Kepala Departemen Kampanye dan Perluasan Jaringan WALHI Khalisah Khalid berpendapat, isi usulan revisi PP No 1/2014 memberi kelonggaran pada perusahaan tambang untuk mengekspor bahan mentah.

Lewat revisi itu, kata Khalisah, pemerintah akan memberikan periode relaksasi ekspor selama tiga hingga lima tahun, terhitung sejak 2017. Dengan begitu smelter yang dibangun oleh perusahaan menjadi sia-sia, karena perusahaan diberikan kelonggaran mengekspor bahan mentah.

"Kami menilai kebijakan ini hanya menguntungkan korporasi pertambangan.
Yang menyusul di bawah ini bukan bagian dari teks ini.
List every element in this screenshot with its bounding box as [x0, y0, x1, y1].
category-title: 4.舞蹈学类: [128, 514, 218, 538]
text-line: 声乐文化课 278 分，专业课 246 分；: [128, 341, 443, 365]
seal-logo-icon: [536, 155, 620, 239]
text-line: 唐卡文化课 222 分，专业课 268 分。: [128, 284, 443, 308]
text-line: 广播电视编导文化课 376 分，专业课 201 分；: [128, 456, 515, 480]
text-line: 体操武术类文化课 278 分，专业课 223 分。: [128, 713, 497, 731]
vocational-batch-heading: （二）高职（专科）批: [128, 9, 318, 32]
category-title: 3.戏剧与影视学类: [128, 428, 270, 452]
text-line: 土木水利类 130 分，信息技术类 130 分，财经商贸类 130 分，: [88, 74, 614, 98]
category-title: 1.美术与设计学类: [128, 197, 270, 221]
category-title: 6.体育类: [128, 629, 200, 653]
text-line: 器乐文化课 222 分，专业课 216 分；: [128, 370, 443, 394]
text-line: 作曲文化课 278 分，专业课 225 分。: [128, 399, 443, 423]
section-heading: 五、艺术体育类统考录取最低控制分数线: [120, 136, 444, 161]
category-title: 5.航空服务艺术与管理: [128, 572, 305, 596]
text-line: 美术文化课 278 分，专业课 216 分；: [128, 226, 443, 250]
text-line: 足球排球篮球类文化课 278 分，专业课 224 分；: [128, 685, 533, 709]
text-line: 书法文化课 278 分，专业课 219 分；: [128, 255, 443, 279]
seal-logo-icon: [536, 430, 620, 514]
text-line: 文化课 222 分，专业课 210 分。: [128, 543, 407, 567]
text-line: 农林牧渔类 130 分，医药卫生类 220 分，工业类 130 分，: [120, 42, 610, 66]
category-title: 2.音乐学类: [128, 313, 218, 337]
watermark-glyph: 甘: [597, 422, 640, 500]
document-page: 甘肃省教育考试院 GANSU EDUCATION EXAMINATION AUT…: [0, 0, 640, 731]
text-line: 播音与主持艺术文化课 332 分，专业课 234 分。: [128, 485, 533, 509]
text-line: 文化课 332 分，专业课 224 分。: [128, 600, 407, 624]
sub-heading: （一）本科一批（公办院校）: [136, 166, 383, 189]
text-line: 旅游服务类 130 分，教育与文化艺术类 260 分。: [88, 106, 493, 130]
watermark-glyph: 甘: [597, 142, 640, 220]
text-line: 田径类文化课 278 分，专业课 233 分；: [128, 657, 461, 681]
Mereka terus menguras kekayaan alam Indonesia dan menghancurkan lingkungan hidup," ujar Khalisah saat jumpa pers pada Selasa (11/10) siang.

Menyoal smelter, Kepala Kampanye JATAM Melky Nahar menjelaskan aturan mengenai kewajiban perusahaan tambang membangun smelter sebenarnya sudah diatur dalam Permen ESDM Nomor 11/2014.

Dalam peraturan itu, pemerintah memberikan toleransi pelonggaran ekspor melalui proses pembangunan smelter. Perusahaan akan mendapatkan izin ekspor bila pembangunan smelter mencapai 60 persen.

Tetapi, kata Melky, aturan pembangunan smelter itu tidak dijalankan oleh perusahaan tambang. Ia mencontohkan yang dilakukan oleh PT Freeport Indonesia.

"Terkait dengan PT Freeport ada aturan yang sudah dilanggar. Paling fatal dengan tidak membangun smelter karena berbagai alasan," katanya.

Melky melihat pemerintah seperti tidak berkutik ketika berhadapan dengan perusahaan tambang. Padahal, pemerintah sudah memiliki aturan yang ketat.

"Pemerintah ini seperti diatur oleh perusahaan, bukan mengatur perusahaan. Bagi kami upaya nyata pemerintah bernegosiasi dengan perusahaan belum berjalan dengan baik, karena perusahaan itu sendiri yang untung," ujar Melky.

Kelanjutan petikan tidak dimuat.